All sound yummy. gonna save this thread for my next 3 grilling nites.
Thanks all!


----------



## Jeekinz (May 31, 2007)

Loosely wrap each ear in foil along with 1 pat of butter broken into pieces, salt, pepper and grated parm-reg cheese.


----------



## fireweaver (May 31, 2007)

my fave corn on the grill is "mexican style".  in TX, you can sometimes find people selling roasted corn from walk-up stands.  they hand you an ear with all the husk attached (husk is pulled back to make a handle for the corn), and you head over to the condiment rack to spice it up how you like it.  there will be big containers of comino, pepper, chili powder, lemon pepper, and a half dozen others.

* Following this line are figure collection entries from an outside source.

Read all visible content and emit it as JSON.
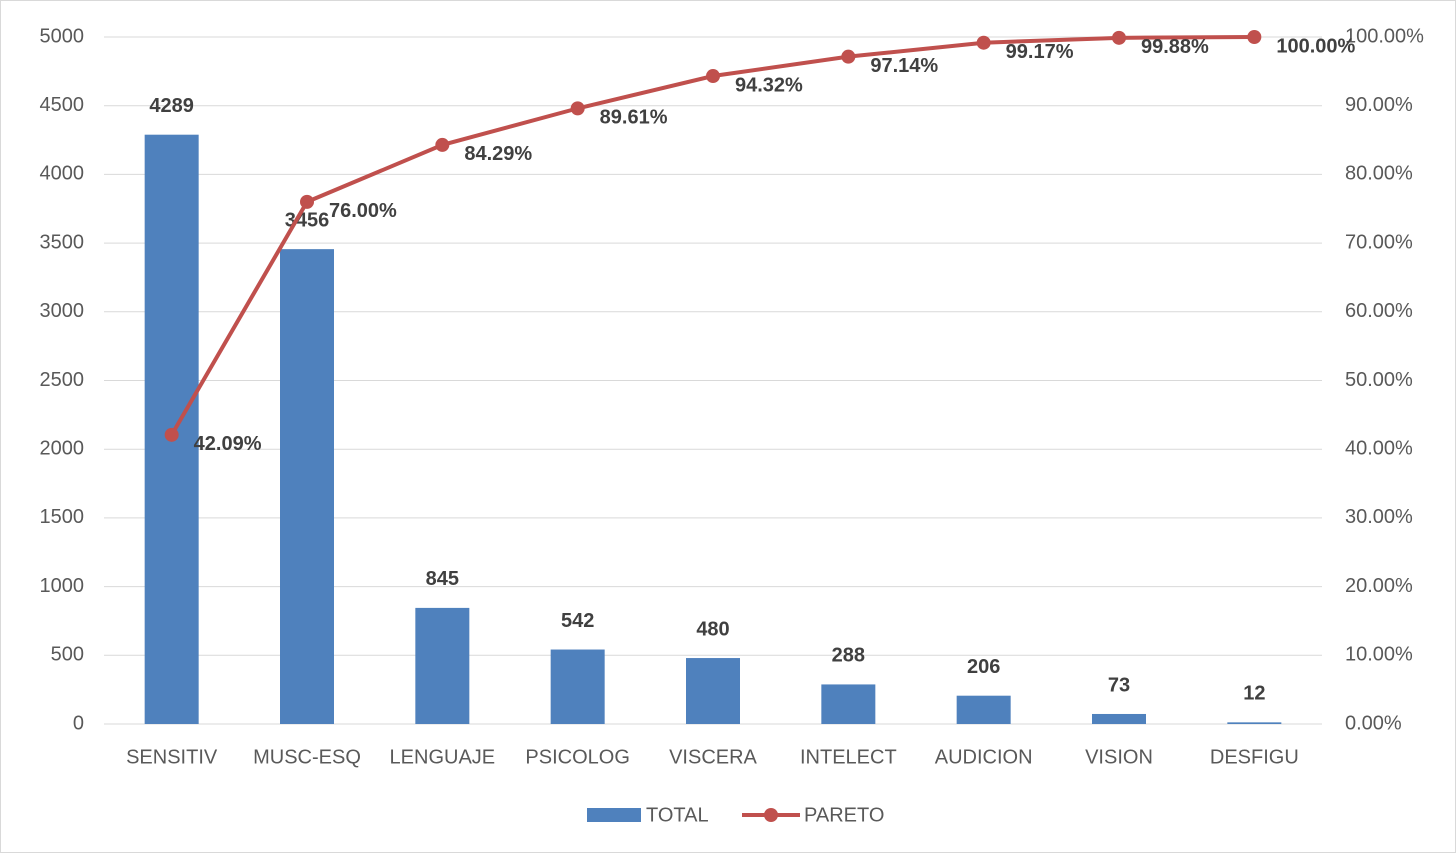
{
  "chart_data": {
    "type": "bar",
    "categories": [
      "SENSITIV",
      "MUSC-ESQ",
      "LENGUAJE",
      "PSICOLOG",
      "VISCERA",
      "INTELECT",
      "AUDICION",
      "VISION",
      "DESFIGU"
    ],
    "series": [
      {
        "name": "TOTAL",
        "type": "bar",
        "color": "#4f81bd",
        "values": [
          4289,
          3456,
          845,
          542,
          480,
          288,
          206,
          73,
          12
        ]
      },
      {
        "name": "PARETO",
        "type": "line",
        "axis": "y2",
        "color": "#c0504d",
        "values": [
          42.09,
          76.0,
          84.29,
          89.61,
          94.32,
          97.14,
          99.17,
          99.88,
          100.0
        ],
        "value_labels": [
          "42.09%",
          "76.00%",
          "84.29%",
          "89.61%",
          "94.32%",
          "97.14%",
          "99.17%",
          "99.88%",
          "100.00%"
        ]
      }
    ],
    "ylim": [
      0,
      5000
    ],
    "yticks": [
      0,
      500,
      1000,
      1500,
      2000,
      2500,
      3000,
      3500,
      4000,
      4500,
      5000
    ],
    "y2lim": [
      0,
      100
    ],
    "y2ticks": [
      {
        "value": 0,
        "label": "0.00%"
      },
      {
        "value": 10,
        "label": "10.00%"
      },
      {
        "value": 20,
        "label": "20.00%"
      },
      {
        "value": 30,
        "label": "30.00%"
      },
      {
        "value": 40,
        "label": "40.00%"
      },
      {
        "value": 50,
        "label": "50.00%"
      },
      {
        "value": 60,
        "label": "60.00%"
      },
      {
        "value": 70,
        "label": "70.00%"
      },
      {
        "value": 80,
        "label": "80.00%"
      },
      {
        "value": 90,
        "label": "90.00%"
      },
      {
        "value": 100,
        "label": "100.00%"
      }
    ],
    "grid": true,
    "legend": "bottom"
  }
}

take your corn out of the plastic grocery sack you just bought it in, set the sack in the sink & fill with tap water and a generous pinch of salt, and drop your corn back in.  tie up the bag, and let the corn soak up the water while you prep everything else for the grill (ideally an hour, but even 15 minutes of soaking will make a difference).  toss those ears on the grill as described by everyone above, and peel back the husk when they're done to make a handle.  rub on just a little butter, and try out whatever dry spice you have at the time (lemon pepper is my hands-down all-time fave).


----------



## Chief Longwind Of The North (May 31, 2007)

I use Fireweaver's method, except that I like to throw apple wood on the fire and cook by the indirect method (divided charcoal beds with the wood on top of the hot coals to prevent scorching the corn, vents adjusted half closed).  The smoke adds a nice flavor.  I cool the fire by adjusting the vents to give the smoke more time to flavor the corn.  Great with just butter, but season as you like.

Goodweed of the North


----------



## outdoorcook (Jun 29, 2007)

Wow....These are all some great tips with grilling corn on the cob.  I have tried many different spices, but there are some new ideas to try here.  I love the handle method of grilling corn.  It gives a great flavor from the smoke.


----------



## carrot (Jul 20, 2007)

I love grilled corn on the cob. I just brush it lightly with oil and stick it straight on the grill. Bknox has the right idea. Flavored butter is awesome. My favorite for corn is lime. It gives it a southwestern flavor. 
______________


----------



## obiwan9962 (Jul 22, 2007)

VeraBlue said:
			
		

> My favourite is to remove the silk, leaving the husks intact and then soak the whole cob in beer for a couple of hours. Shake em off and grill, in the husks. I like to serve it with lime/chili butter.
> 
> This onion soup method sounds very tasty!


this sounds very very close to what i already do
my only suggestion is garlic and old bay seasoning while grilling


----------